Observe and Describe helps you clarify to improve behavior by giving you the words to describe children’s behavior. Observe and Describe helps point out your child’s positive behavior and why you are proud of them. When your child knows why you are proud of them, they will be more likely to repeat the behavior you want.
Observe and Describe takes practice before it becomes second nature to come up with the words to describe a child’s behavior. Before using it on your children, start by observing what you encounter and describing to yourself what you see. For example, if you’re at the grocery store and see a child pulling boxes off the shelf. You’d say to yourself, “Mary, you have pulled the cereal boxes off the shelf and left them in the middle of the aisle.” Practicing it in your head allows you to become more comfortable with the steps before actually having to do it with your kids. Many parents find it helpful to practice pausing the TV or movie and describing what just happened. It’s ok if it takes a while before you feel comfortable using the skill.
The three steps to Observe and Describe are:
Observe the behavior
Get your child’s attention
Describe what you see. Be descriptive and specific. Avoid vague words and phrases.
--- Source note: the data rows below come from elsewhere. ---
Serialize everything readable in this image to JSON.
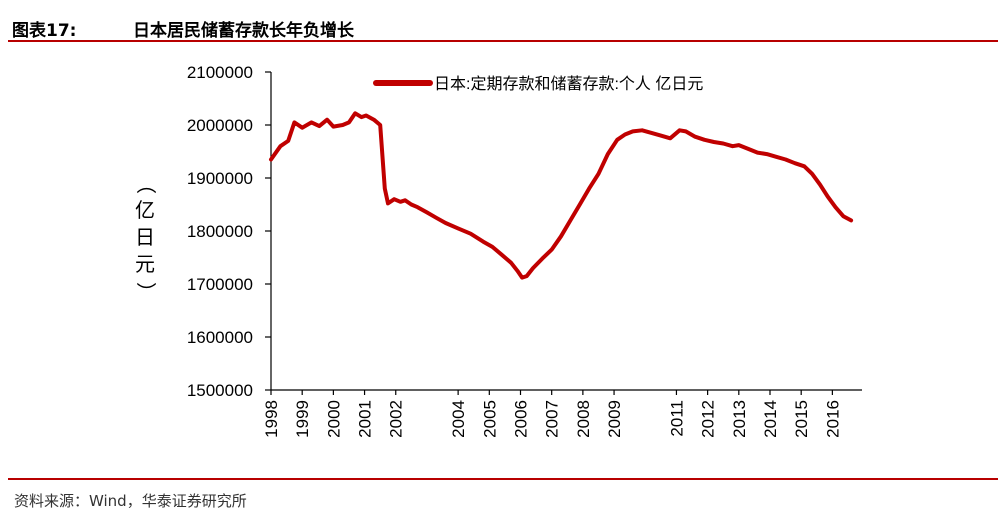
{
  "header": {
    "figure_label": "图表17:",
    "title": "日本居民储蓄存款长年负增长"
  },
  "footer": {
    "source": "资料来源：Wind，华泰证券研究所"
  },
  "colors": {
    "accent": "#b80000",
    "series": "#c00000"
  },
  "chart_data": {
    "type": "line",
    "title": "日本居民储蓄存款长年负增长",
    "ylabel": "（亿日元）",
    "xlabel": "",
    "ylim": [
      1500000,
      2100000
    ],
    "yticks": [
      1500000,
      1600000,
      1700000,
      1800000,
      1900000,
      2000000,
      2100000
    ],
    "ytick_labels": [
      "1500000",
      "1600000",
      "1700000",
      "1800000",
      "1900000",
      "2000000",
      "2100000"
    ],
    "xlim": [
      1998,
      2016.6
    ],
    "xticks": [
      1998,
      1999,
      2000,
      2001,
      2002,
      2004,
      2005,
      2006,
      2007,
      2008,
      2009,
      2011,
      2012,
      2013,
      2014,
      2015,
      2016
    ],
    "xtick_labels": [
      "1998",
      "1999",
      "2000",
      "2001",
      "2002",
      "2004",
      "2005",
      "2006",
      "2007",
      "2008",
      "2009",
      "2011",
      "2012",
      "2013",
      "2014",
      "2015",
      "2016"
    ],
    "grid": false,
    "legend_position": "top",
    "series": [
      {
        "name": "日本:定期存款和储蓄存款:个人 亿日元",
        "points": [
          [
            1998.0,
            1935000
          ],
          [
            1998.3,
            1960000
          ],
          [
            1998.55,
            1970000
          ],
          [
            1998.75,
            2005000
          ],
          [
            1999.0,
            1995000
          ],
          [
            1999.3,
            2005000
          ],
          [
            1999.55,
            1998000
          ],
          [
            1999.8,
            2010000
          ],
          [
            2000.0,
            1997000
          ],
          [
            2000.3,
            2000000
          ],
          [
            2000.5,
            2005000
          ],
          [
            2000.7,
            2022000
          ],
          [
            2000.9,
            2015000
          ],
          [
            2001.05,
            2018000
          ],
          [
            2001.3,
            2010000
          ],
          [
            2001.5,
            2000000
          ],
          [
            2001.65,
            1880000
          ],
          [
            2001.75,
            1852000
          ],
          [
            2001.95,
            1860000
          ],
          [
            2002.15,
            1855000
          ],
          [
            2002.3,
            1858000
          ],
          [
            2002.5,
            1850000
          ],
          [
            2002.7,
            1845000
          ],
          [
            2003.0,
            1835000
          ],
          [
            2003.3,
            1825000
          ],
          [
            2003.6,
            1815000
          ],
          [
            2004.0,
            1805000
          ],
          [
            2004.4,
            1795000
          ],
          [
            2004.8,
            1780000
          ],
          [
            2005.1,
            1770000
          ],
          [
            2005.4,
            1755000
          ],
          [
            2005.7,
            1740000
          ],
          [
            2005.9,
            1725000
          ],
          [
            2006.05,
            1712000
          ],
          [
            2006.2,
            1715000
          ],
          [
            2006.4,
            1730000
          ],
          [
            2006.7,
            1748000
          ],
          [
            2007.0,
            1765000
          ],
          [
            2007.3,
            1790000
          ],
          [
            2007.6,
            1820000
          ],
          [
            2007.9,
            1850000
          ],
          [
            2008.2,
            1880000
          ],
          [
            2008.5,
            1908000
          ],
          [
            2008.8,
            1945000
          ],
          [
            2009.1,
            1972000
          ],
          [
            2009.35,
            1982000
          ],
          [
            2009.6,
            1988000
          ],
          [
            2009.9,
            1990000
          ],
          [
            2010.2,
            1985000
          ],
          [
            2010.5,
            1980000
          ],
          [
            2010.8,
            1975000
          ],
          [
            2011.1,
            1990000
          ],
          [
            2011.3,
            1988000
          ],
          [
            2011.6,
            1978000
          ],
          [
            2011.9,
            1972000
          ],
          [
            2012.2,
            1968000
          ],
          [
            2012.5,
            1965000
          ],
          [
            2012.8,
            1960000
          ],
          [
            2013.0,
            1962000
          ],
          [
            2013.3,
            1955000
          ],
          [
            2013.6,
            1948000
          ],
          [
            2013.9,
            1945000
          ],
          [
            2014.2,
            1940000
          ],
          [
            2014.5,
            1935000
          ],
          [
            2014.8,
            1928000
          ],
          [
            2015.1,
            1922000
          ],
          [
            2015.35,
            1908000
          ],
          [
            2015.6,
            1888000
          ],
          [
            2015.85,
            1865000
          ],
          [
            2016.1,
            1845000
          ],
          [
            2016.35,
            1828000
          ],
          [
            2016.6,
            1820000
          ]
        ]
      }
    ]
  }
}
Children are concrete thinkers, so they have a hard time gasping vague phrases or words. Things like: “stop acting out,” “stop being bad,” or “don’t cause problems” doesn’t tell your child what you want. If your child isn’t able to grasp what they are being told, they won’t be able to change their behavior. Describing words for kids helps tell your child what you want.
Many parents wonder what behavior is. Behavior is what your child does or says. It is anything a child does that can be seen, heard, or measured (how often or how long).
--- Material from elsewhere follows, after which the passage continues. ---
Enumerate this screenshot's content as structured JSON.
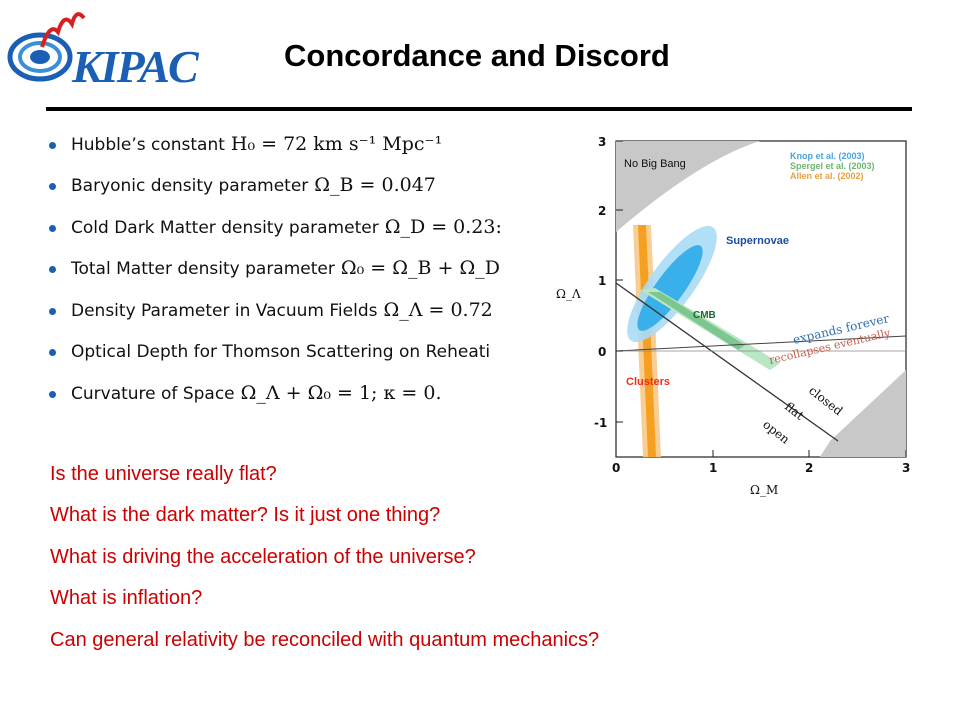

Three things to remember when using the skill of Observe and Describe
Putting yourself at eye level when getting a child’s attention. Being at eye level makes you less scary to your child. Also, sitting side by side instead of looking directly at them will help them understand that you are displeased with their behavior and actions and not with them.
Eliminate distractions. Talking to your child without distractions increased the chance of your child hearing and understanding what you are saying.
Be aware of facial expressions and body language. Smile when your child has done something you’re happy with or frown when you’re displeased. Even if your child doesn’t understand every word you’re saying, they’ll get the message through your body language.